Según el Departamento de Estado, más de 30 individuos y buques han sido sancionados por facilitar la venta y transporte de petróleo iraní mediante redes que ocultan su origen para evitar restricciones internacionales. Entre los afectados se encuentran operadores en Emiratos Árabes Unidos, Hong Kong, India y China, además de altos cargos de la Compañía Nacional de Petróleo de Irán (NIOC) y la Compañía de Terminales de Petróleo de Irán (IOTC).

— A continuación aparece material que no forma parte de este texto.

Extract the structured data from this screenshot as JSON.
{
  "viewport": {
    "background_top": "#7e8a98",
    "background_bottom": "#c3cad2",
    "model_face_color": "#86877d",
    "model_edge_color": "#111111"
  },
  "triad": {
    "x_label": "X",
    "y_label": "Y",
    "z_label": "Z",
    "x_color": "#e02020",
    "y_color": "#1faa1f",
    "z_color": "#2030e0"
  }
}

Las sanciones bloquean activos de 13 buques petroleros y varias empresas de transporte marítimo involucradas en estas operaciones. Algunos de los barcos señalados, como el CASINOVA y el PHOENIX I, habrían realizado transferencias de crudo en alta mar para eludir controles.
Washington también impuso restricciones a compañías en India, Malasia y Emiratos Árabes Unidos, acusadas de actuar como intermediarias en la venta de petróleo iraní a mercados asiáticos. Estas acciones se enmarcan en las Órdenes Ejecutivas 13902 y 13846, que penalizan el sector energético iraní.
El secretario del Tesoro, Scott Bessent, advirtió que cualquier entidad que comercie con petróleo iraní podría enfrentar consecuencias, subrayando que EEUU continuará utilizando todas las herramientas a su disposición para debilitar la cadena de suministro petrolero de Irán.
Esta nueva ronda de sanciones refuerza la postura de Washington contra la industria petrolera iraní y su influencia en la región, dejando claro que cualquier intento de eludir las restricciones será objeto de nuevas medidas punitivas.